The Qualcomm antitrust ruling may well be reversed on appeal, say some legal experts, who think the chipmaker has ‘strong arguments’ on its side.

Qualcomm’s legal showdown with Apple may have fizzled out, but a separate case did go the distance. Earlier this month, the company lost a case brought by the FTC, and was ordered to renegotiate its licensing terms with smartphone makers.

However, that decision was based on a fairly obscure precedent involving a ski company, and some experts think it likely to be reversed …

Reuters reports that even one of the FTC’s own commissioners said the ruling was wrong, stretching the precedent too far.

The piece explains the basis for the ruling.

Wilson argued the court had misapplied this precedent.

But the Supreme Court created an exception to this rule in the 1985 case, known as “Aspen Skiing,” holding that exiting a profitable, time-tested business arrangement could be an violation of competition law.

As Koh’s ruling points out, Qualcomm once licensed its patents on industry-standard technology to rival chip makers, though the ruling does not make clear how extensive the practice was. Qualcomm abandoned the practice entirely in the early 2000s and began only licensing those patents to companies that make consumer devices such as smartphones, which contain chips.

Koh said Qualcomm’s about-face was “motivated by anticompetitive malice” and was the sort of conduct prohibited by Aspen Skiing.

In Aspen Skiing, a ski resort operator backed out of a profitable, long-standing agreement with a rival to jointly sell a combination lift ticket package.

The Supreme Court said the company appeared to be sacrificing immediate profits in hopes of stomping out a competitor in the long run.

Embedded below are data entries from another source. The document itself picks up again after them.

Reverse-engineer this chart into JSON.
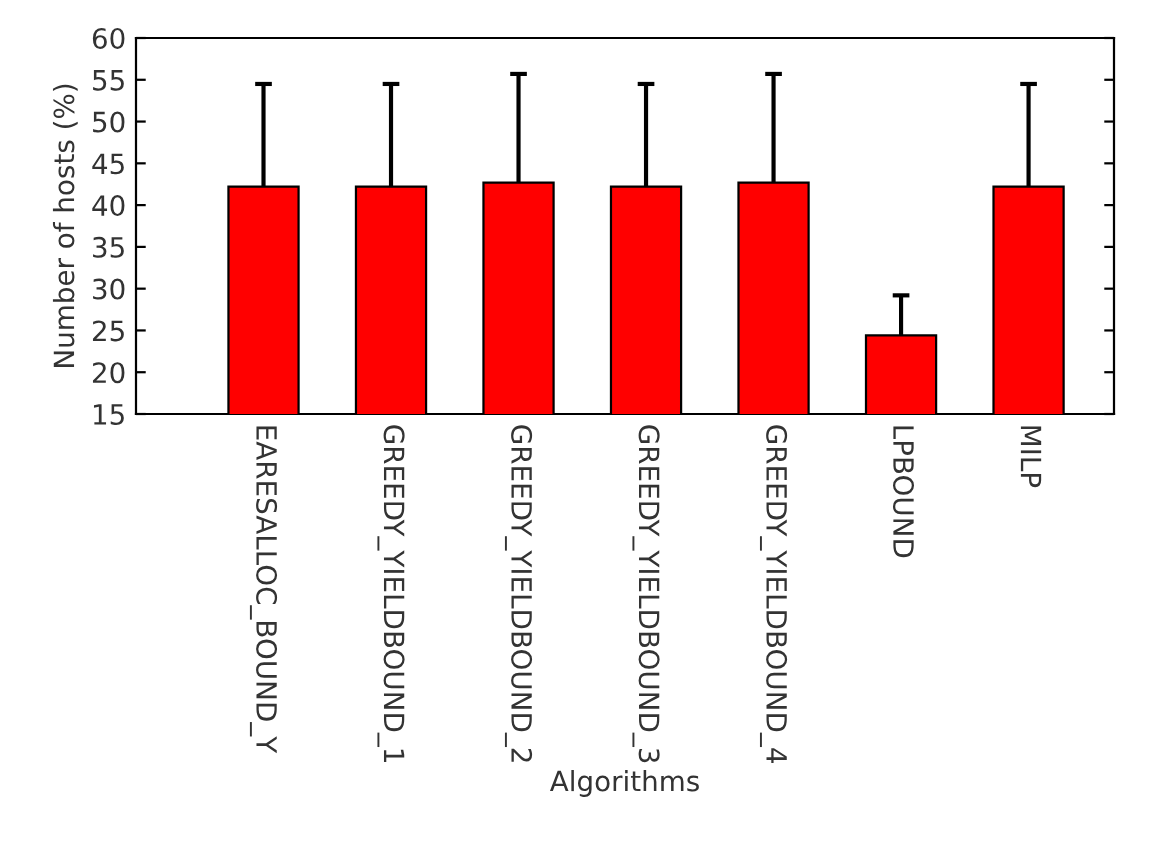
{
  "chart_data": {
    "type": "bar",
    "xlabel": "Algorithms",
    "ylabel": "Number of hosts (%)",
    "categories": [
      "EARESALLOC_BOUND_Y",
      "GREEDY_YIELDBOUND_1",
      "GREEDY_YIELDBOUND_2",
      "GREEDY_YIELDBOUND_3",
      "GREEDY_YIELDBOUND_4",
      "LPBOUND",
      "MILP"
    ],
    "values": [
      42.2,
      42.2,
      42.7,
      42.2,
      42.7,
      24.4,
      42.2
    ],
    "errors": [
      12.3,
      12.3,
      13.0,
      12.3,
      13.0,
      4.8,
      12.3
    ],
    "color": "#ff0000",
    "ylim": [
      15,
      60
    ],
    "yticks": [
      15,
      20,
      25,
      30,
      35,
      40,
      45,
      50,
      55,
      60
    ],
    "grid": false,
    "legend": false
  }
}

Other experts disagree, however, and say that the Qualcomm antitrust ruling was a matter for debate, and an appeals court can only overturn a ruling in the case of ‘clear error,’ something which would be impossible to prove here.

Jonathan Barnett, a law professor at the University of Southern California, agreed that Koh’s decision was in danger of being overturned by an appeals court.

The exception created by Aspen Skiing was supposed to be “very narrow,” Barnett said.